Monday, June 10, 2019

All The Best Ones Are Red

"Ophelia," 7 x 5 oil sketch from April 2019 Thirty Horses, Thirty Days
If you ask me what my favourite colour of horse is, and if you push even after I respond with my pat answer, "A good horse is never a bad colour," I will not say chestnut. I do, however, have a soft spot for chestnuts, and of the six horses I've owned, three have been chestnut mares!


I've painted a lot of chestnuts this year. "Soar," with Gryphon; the painting I shared in my last post, "Eye Spy;" one of the featured February Foals, "High Hopes." Chestnuts took up their share in Thirty Horses Thirty Days, and my recently-completed commission (which I have yet to reveal) included a chestnut mare.

When I paint a chestnut, I don't always use the same palette of colours.

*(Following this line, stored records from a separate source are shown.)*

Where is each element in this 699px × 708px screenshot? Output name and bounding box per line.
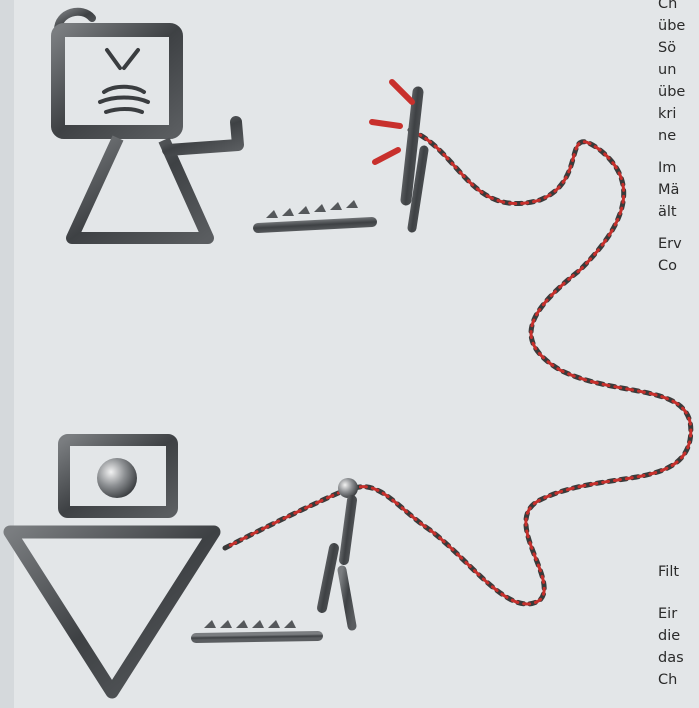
text-line: Erv [658,234,682,254]
text-line: un [658,60,676,80]
sender-antenna-icon [258,82,424,228]
text-line: ne [658,126,676,146]
text-line: Ch [658,670,677,690]
text-line: Ch [658,0,677,14]
text-line: Eir [658,604,677,624]
text-line: Sö [658,38,676,58]
text-line: Mä [658,180,679,200]
text-line: Co [658,256,677,276]
receiver-antenna-icon [196,478,358,638]
text-line: die [658,626,680,646]
text-line: Im [658,158,676,178]
text-line: übe [658,82,685,102]
text-line: Filt [658,562,679,582]
text-line: übe [658,16,685,36]
text-line: das [658,648,684,668]
angry-sender-figure [58,12,238,238]
text-line: ält [658,202,677,222]
receiver-figure [10,440,214,692]
signal-link-line [225,130,691,604]
text-line: kri [658,104,676,124]
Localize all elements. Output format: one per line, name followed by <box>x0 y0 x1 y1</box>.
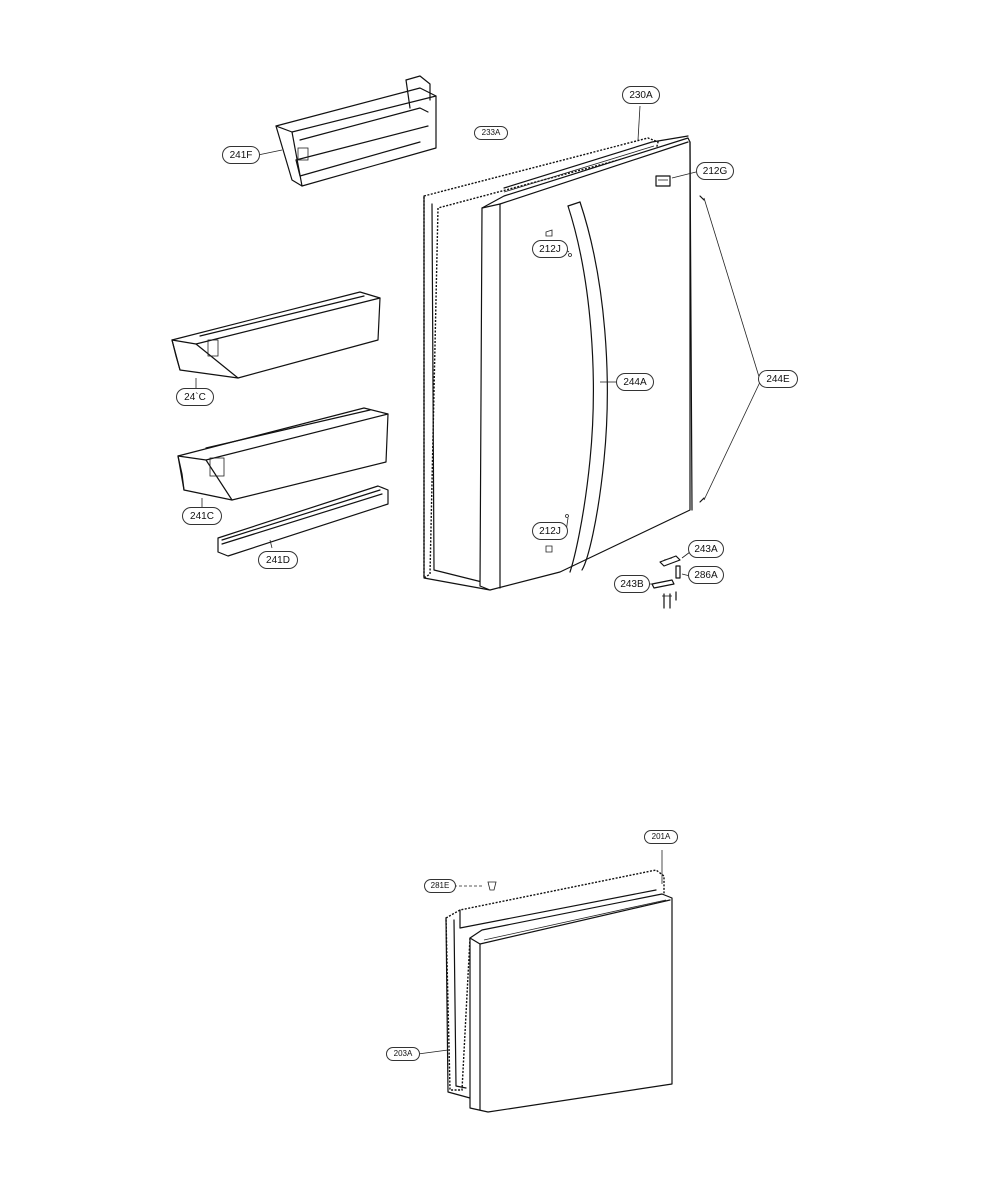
callout-241c-bottom: 241C <box>182 507 222 525</box>
callout-212j-bottom: 212J <box>532 522 568 540</box>
screw-281e <box>487 881 497 891</box>
leader-203a <box>417 1049 449 1055</box>
callout-212g: 212G <box>696 162 734 180</box>
callout-286a: 286A <box>688 566 724 584</box>
door-gasket-233a <box>423 137 659 591</box>
door-panel-230a <box>479 135 693 591</box>
callout-244a: 244A <box>616 373 654 391</box>
callout-203a: 203A <box>386 1047 420 1061</box>
leader-244e-bottom <box>703 381 761 501</box>
door-rail-241d <box>217 485 389 557</box>
door-bin-241f <box>275 75 437 187</box>
leader-212g <box>671 171 697 179</box>
callout-201a: 201A <box>644 830 678 844</box>
leader-241f <box>257 149 283 156</box>
callout-230a: 230A <box>622 86 660 104</box>
callout-241c-top: 24`C <box>176 388 214 406</box>
callout-281e: 281E <box>424 879 456 893</box>
leader-241d <box>269 539 273 549</box>
callout-244e: 244E <box>758 370 798 388</box>
callout-241d: 241D <box>258 551 298 569</box>
leader-230a <box>637 105 641 141</box>
freezer-door-panel <box>469 893 673 1113</box>
callout-243b: 243B <box>614 575 650 593</box>
callout-212j-top: 212J <box>532 240 568 258</box>
door-bin-241c-bottom <box>177 407 389 501</box>
callout-243a: 243A <box>688 540 724 558</box>
callout-241f: 241F <box>222 146 260 164</box>
hinge-parts <box>651 555 681 609</box>
door-trim-244e <box>699 195 705 503</box>
leader-244e-top <box>703 197 761 381</box>
callout-233a: 233A <box>474 126 508 140</box>
door-bin-241c-top <box>171 291 381 379</box>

Not all chestnuts are created equal!  😉 I thought over the next few weeks it might be fun to look at some of the colour combinations I used in the above paintings.

First step: the (very imperfect) burnt umber sketch.

For the Thirty Days paintings, in most cases I used my go-to limited palette: burnt umber, cadmium red, yellow ochre, ultramarine blue, and titanium white.

Basically working dark to light.
To explain the process in a very basic sense, it goes like this:

  1. Draw the form on the canvas with burnt umber.
  2. Block in some mid-dark tones with burnt umber and cadmium red (burnt umber is technically a yellow, so that gives you an orangey colour! Because some chestnuts are really orange, not red, right?).
  3. Move to a lighter midtone of yellow ochre, cadmium red, and burnt umber.
  4. Place in the darkest darks by adding ultramarine blue to the mid-dark mixture.
  5. Place in the lights by adding titanium white to the midtone mixture.
  6. Put in white markings and highlights.
Easy, right?  😀 

The finished sketch is at the top of the post, so you can see what refinement went on from the one immediately above.